Community: Llanarthney (Llanarthne)
Locality: Pont Llandeilo-yr-ynys
Traditional County: Carmarthenshire
A less-known bridge designed by the Rev William Edwards of Eglwysilan (1719-89), the designer of Pontypridd bridge (1755) and other important South Wales bridges, or by his son David. It was built for the Llandilo Rwnws Bridge Trust established in 1784, the purpose of which was to exploit the Llanddarog lime and limestone traffic which had previously crossed the Towy by a ford at this location. It was completed in 1787 at a cost of £1200.

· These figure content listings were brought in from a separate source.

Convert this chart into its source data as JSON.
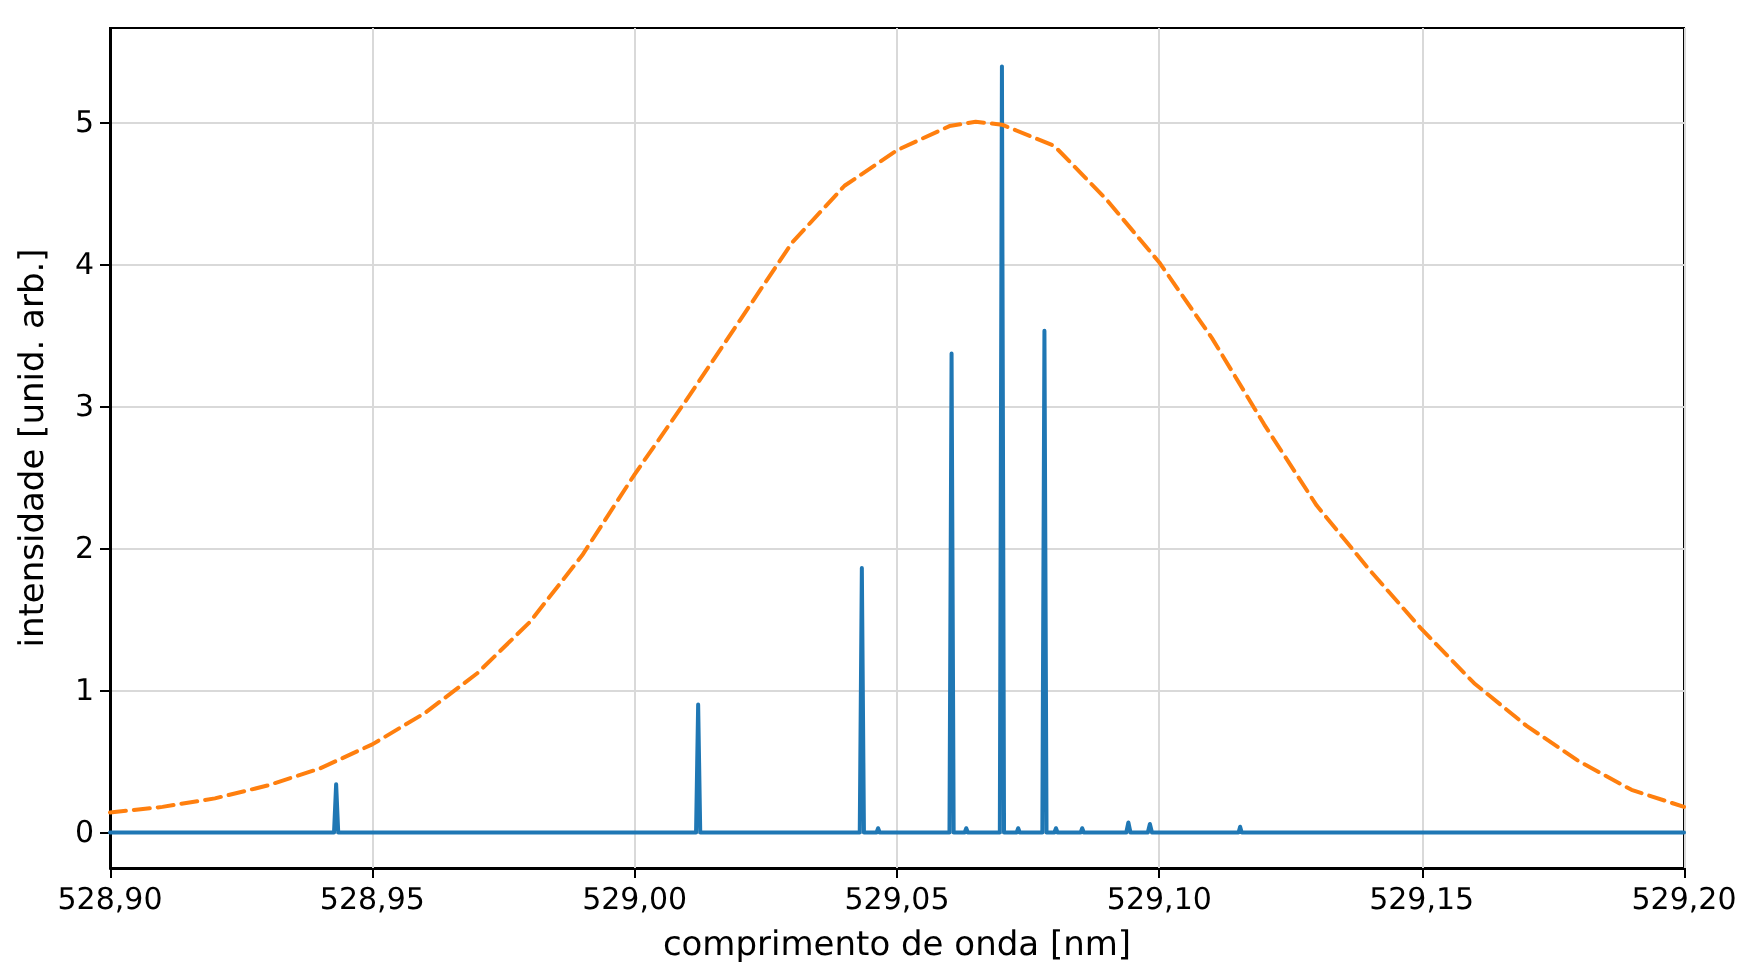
{
  "chart_data": {
    "type": "line",
    "xlabel": "comprimento de onda [nm]",
    "ylabel": "intensidade [unid. arb.]",
    "xlim": [
      528.9,
      529.2
    ],
    "ylim": [
      -0.25,
      5.66
    ],
    "xticks": [
      {
        "value": 528.9,
        "label": "528,90"
      },
      {
        "value": 528.95,
        "label": "528,95"
      },
      {
        "value": 529.0,
        "label": "529,00"
      },
      {
        "value": 529.05,
        "label": "529,05"
      },
      {
        "value": 529.1,
        "label": "529,10"
      },
      {
        "value": 529.15,
        "label": "529,15"
      },
      {
        "value": 529.2,
        "label": "529,20"
      }
    ],
    "yticks": [
      0,
      1,
      2,
      3,
      4,
      5
    ],
    "grid": true,
    "marker": "none",
    "series": [
      {
        "color": "#1f77b4",
        "line_style": "solid",
        "x": [
          528.9,
          528.9427,
          528.9431,
          528.9435,
          529.0117,
          529.0121,
          529.0125,
          529.0429,
          529.0433,
          529.0437,
          529.0461,
          529.0464,
          529.0467,
          529.06,
          529.0604,
          529.0608,
          529.0629,
          529.0632,
          529.0635,
          529.0696,
          529.07,
          529.0704,
          529.0728,
          529.0731,
          529.0734,
          529.0777,
          529.0781,
          529.0785,
          529.08,
          529.0803,
          529.0806,
          529.085,
          529.0853,
          529.0856,
          529.0937,
          529.0941,
          529.0945,
          529.0978,
          529.0982,
          529.0986,
          529.1151,
          529.1154,
          529.1157,
          529.2
        ],
        "values": [
          0,
          0,
          0.34,
          0,
          0,
          0.9,
          0,
          0,
          1.86,
          0,
          0,
          0.03,
          0,
          0,
          3.37,
          0,
          0,
          0.03,
          0,
          0,
          5.39,
          0,
          0,
          0.03,
          0,
          0,
          3.53,
          0,
          0,
          0.03,
          0,
          0,
          0.03,
          0,
          0,
          0.07,
          0,
          0,
          0.06,
          0,
          0,
          0.04,
          0,
          0
        ]
      },
      {
        "color": "#ff7f0e",
        "line_style": "dashed",
        "x": [
          528.9,
          528.91,
          528.92,
          528.93,
          528.94,
          528.95,
          528.96,
          528.97,
          528.98,
          528.99,
          529.0,
          529.01,
          529.02,
          529.03,
          529.04,
          529.05,
          529.06,
          529.065,
          529.07,
          529.08,
          529.09,
          529.1,
          529.11,
          529.12,
          529.13,
          529.14,
          529.15,
          529.16,
          529.17,
          529.18,
          529.19,
          529.2
        ],
        "values": [
          0.14,
          0.18,
          0.24,
          0.33,
          0.45,
          0.62,
          0.84,
          1.12,
          1.48,
          1.95,
          2.52,
          3.05,
          3.6,
          4.15,
          4.55,
          4.8,
          4.97,
          5.0,
          4.98,
          4.83,
          4.45,
          4.01,
          3.48,
          2.87,
          2.3,
          1.85,
          1.43,
          1.05,
          0.75,
          0.5,
          0.3,
          0.18
        ]
      }
    ]
  }
}
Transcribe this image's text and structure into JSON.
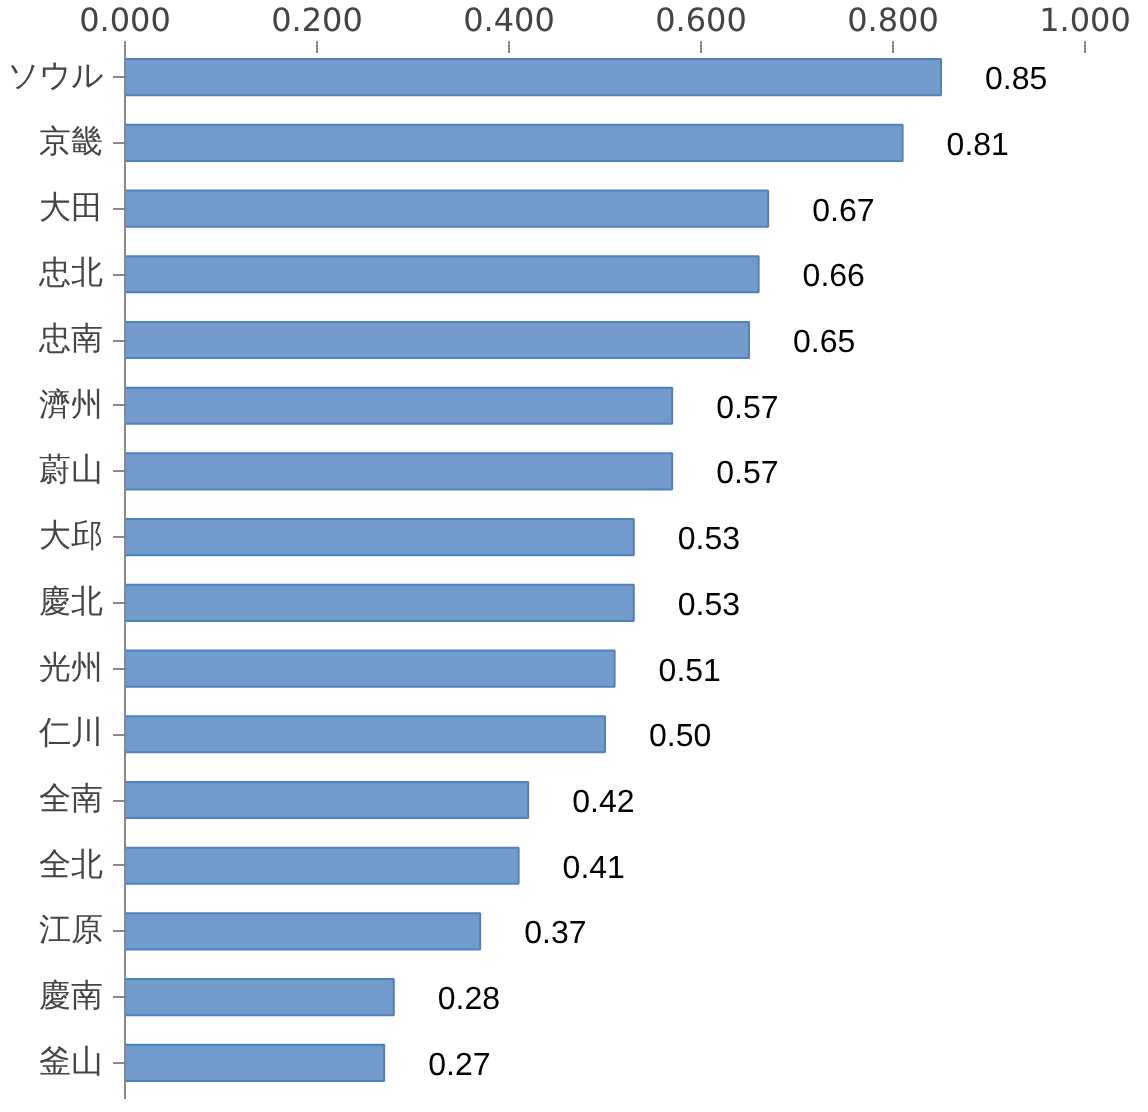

This was a bridge at which the charging of extortionate tolls was a factor in the Rebecca Riots. The gate was at the southern approach, the tollhouse on the west side. The tolls were later rented from John Jones, of Ystrad (Capel Dewi) by the trustees of the Three Commotts Turnpike Trust, to whom the ownership was eventually transferred in the early C19. After the turnpikes reorganisation of 1845 the bridge was operated by the County Roads Board. It was restored in 1931 after serious flood damage and also in 1933.
Also known as Pont Llandeilo'r-ynys, Rhynnws Bridge, Pont-newydd or Newbridge.
A fine limestone bridge of three equal 15m spans, in randomly coursed masonry. The carriageway is about 3.6m wide between parapets. The arches are semicircular, formed with deep narrow ashlar voussoirs; there are no keystones. The cutwater buttresses between the arches both upstream and downstream are carried up to form pedestrian refuges. The parapets have large flat rock-faced copings. At each end they fan out slightly.
Listed as a fine late-C18 bridge by an important architect/builder with special social historical interest in connection with the Rebecca Riots.